Но я стараюсь, – думает Анна-Рика, – я очень стараюсь верить в тебя, получается плохо, зато само намерение дорого стоит, цени. Но слушай, – думает Анна-Рика, – сил моих больше нет, я устала, я вот-вот впаду в ересь, в смысле, пойму очевидное: тебя больше нет, ни в каком виде, нигде. И поэтому прямо сейчас, смертной тенью сидя в этой дурацкой новенькой кофейне на улице Шалтиню, среди других таких же смертных теней с разноцветными телефонами, в тяжких осенних пальто, я хочу – нет, не так, не просто «хочу», мне надо – чтобы ты действительно был со мной. А не только в воображении.

Яви мне чудо, – думает Анна-Рика. – Если ты и правда со мной, дай мне знать, что ты здесь. Так, чтобы не смогла отвертеться. Даже монахи-отшельники время от времени молят своего Бога подать им хоть какой-нибудь знак, потому что невозможно терпеть больше, нет никаких сил. А с меня какой спрос. Давай, постарайся. Если ты правда со мной, кофе с меня.

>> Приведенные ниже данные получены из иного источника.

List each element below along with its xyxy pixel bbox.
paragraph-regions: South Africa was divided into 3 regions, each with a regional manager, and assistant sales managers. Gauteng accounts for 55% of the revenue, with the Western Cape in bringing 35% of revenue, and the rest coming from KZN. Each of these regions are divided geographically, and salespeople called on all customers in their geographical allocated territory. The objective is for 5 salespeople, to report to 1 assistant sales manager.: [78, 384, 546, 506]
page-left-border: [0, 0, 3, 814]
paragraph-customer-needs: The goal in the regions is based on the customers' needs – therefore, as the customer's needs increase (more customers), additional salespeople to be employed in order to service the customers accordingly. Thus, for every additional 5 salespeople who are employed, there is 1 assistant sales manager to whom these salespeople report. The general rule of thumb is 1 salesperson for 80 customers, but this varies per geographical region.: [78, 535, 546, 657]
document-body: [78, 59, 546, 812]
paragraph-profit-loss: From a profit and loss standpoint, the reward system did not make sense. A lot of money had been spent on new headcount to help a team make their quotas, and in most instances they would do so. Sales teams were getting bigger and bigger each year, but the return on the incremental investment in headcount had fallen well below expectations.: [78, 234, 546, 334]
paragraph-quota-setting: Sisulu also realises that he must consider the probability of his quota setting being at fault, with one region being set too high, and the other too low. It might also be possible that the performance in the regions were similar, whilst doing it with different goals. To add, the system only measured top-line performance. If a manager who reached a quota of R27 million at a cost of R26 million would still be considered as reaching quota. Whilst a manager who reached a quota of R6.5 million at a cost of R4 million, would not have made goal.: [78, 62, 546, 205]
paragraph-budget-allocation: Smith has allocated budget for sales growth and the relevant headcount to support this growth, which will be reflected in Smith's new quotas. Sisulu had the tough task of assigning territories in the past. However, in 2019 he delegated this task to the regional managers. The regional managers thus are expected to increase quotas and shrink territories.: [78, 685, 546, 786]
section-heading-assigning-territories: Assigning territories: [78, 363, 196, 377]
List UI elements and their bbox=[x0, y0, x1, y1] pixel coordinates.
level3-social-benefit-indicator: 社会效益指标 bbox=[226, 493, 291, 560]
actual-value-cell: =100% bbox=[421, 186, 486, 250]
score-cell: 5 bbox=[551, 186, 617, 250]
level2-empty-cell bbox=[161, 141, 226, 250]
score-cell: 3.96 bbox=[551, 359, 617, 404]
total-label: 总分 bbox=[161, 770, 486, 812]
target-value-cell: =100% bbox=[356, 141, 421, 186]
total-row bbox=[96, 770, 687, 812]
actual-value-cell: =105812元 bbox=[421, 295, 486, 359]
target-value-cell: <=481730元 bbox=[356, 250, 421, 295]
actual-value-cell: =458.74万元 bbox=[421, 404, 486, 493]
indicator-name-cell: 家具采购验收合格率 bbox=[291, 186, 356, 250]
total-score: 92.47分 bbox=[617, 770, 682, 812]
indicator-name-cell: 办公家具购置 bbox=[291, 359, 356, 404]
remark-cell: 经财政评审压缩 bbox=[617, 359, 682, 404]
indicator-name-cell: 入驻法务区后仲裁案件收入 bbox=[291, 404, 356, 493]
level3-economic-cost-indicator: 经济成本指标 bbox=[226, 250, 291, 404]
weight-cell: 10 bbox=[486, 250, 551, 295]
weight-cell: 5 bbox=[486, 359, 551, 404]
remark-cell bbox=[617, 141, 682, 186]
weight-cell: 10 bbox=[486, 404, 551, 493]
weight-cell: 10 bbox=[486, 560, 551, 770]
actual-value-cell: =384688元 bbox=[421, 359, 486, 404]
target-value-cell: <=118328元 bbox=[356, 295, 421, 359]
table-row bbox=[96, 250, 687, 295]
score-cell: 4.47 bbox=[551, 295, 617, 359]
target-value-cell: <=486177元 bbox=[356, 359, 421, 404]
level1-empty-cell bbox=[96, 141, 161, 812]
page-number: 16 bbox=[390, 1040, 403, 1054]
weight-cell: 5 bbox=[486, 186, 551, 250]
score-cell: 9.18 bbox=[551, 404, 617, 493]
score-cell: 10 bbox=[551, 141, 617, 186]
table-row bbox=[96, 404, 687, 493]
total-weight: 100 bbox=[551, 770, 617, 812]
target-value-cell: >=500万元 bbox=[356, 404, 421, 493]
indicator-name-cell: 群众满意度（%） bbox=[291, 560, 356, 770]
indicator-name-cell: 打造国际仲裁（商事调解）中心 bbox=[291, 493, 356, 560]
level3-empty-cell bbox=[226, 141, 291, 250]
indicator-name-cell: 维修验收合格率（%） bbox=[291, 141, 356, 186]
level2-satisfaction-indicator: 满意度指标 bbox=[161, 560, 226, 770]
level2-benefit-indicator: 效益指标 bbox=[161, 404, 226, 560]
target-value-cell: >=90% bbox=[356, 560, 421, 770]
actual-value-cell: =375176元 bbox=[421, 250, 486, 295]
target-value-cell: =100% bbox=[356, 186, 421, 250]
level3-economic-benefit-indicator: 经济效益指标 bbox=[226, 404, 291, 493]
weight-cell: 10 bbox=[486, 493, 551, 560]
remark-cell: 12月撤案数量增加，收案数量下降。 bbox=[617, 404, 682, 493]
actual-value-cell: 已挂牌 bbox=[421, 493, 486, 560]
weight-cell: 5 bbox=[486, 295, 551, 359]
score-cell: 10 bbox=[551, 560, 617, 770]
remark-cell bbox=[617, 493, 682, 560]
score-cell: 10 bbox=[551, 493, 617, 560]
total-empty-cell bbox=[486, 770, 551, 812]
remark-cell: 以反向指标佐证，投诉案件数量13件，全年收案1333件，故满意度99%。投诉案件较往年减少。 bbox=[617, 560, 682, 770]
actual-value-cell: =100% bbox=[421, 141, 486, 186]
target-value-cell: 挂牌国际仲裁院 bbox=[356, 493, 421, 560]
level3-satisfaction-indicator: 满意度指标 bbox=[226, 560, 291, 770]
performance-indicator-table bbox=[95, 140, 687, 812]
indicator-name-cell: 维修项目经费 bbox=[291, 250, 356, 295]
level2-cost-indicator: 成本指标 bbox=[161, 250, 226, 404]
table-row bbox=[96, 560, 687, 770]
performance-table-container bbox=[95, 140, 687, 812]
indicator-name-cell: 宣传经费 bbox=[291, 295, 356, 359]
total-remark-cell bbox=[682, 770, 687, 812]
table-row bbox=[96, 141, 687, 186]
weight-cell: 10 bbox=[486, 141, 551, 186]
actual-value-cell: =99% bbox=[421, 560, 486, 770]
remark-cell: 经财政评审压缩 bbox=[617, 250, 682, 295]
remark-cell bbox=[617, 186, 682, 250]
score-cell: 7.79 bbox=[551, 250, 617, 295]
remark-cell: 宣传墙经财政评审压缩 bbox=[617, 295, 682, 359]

Кофе с меня, ты со мной, – думает Анна-Рика, завороженно глядя, как убывает черная жидкость в ее белой чашке, только что было три четверти, и вот уже половина, а теперь еще меньше, почти ничего не осталось, только на самом дне. Но как? – повторяет она, – как ты это делаешь? Боже мой, как?

Раз ты предлагаешь, я не могу отказаться, – думает неведомо где тот, кого больше нет. – Пока я иду долиною смертной тени, не убоюсь я зла, потому что ты со мной, твой черный кофе без молока и сахара – он успокаивает меня. Хоть и остыл.

Сквер Юрги Иванаускайте (Jurgos Ivanauskaitės skveras)

Уборка территории

У дворника Феликса как минимум три неоценимых достоинства. Во-первых, он видит меня даже в такие моменты, когда я сам предпочитаю оставаться невидимым; подобная зоркость – редкий дар. Во-вторых, он студент-первокурсник, а не какой-нибудь взрослый хмырь. А в-третьих, Феликс наводит порядок в сквере, разбитом вокруг моего очередного любимца, большого каменного кота, почти такого же смешного, как он сам.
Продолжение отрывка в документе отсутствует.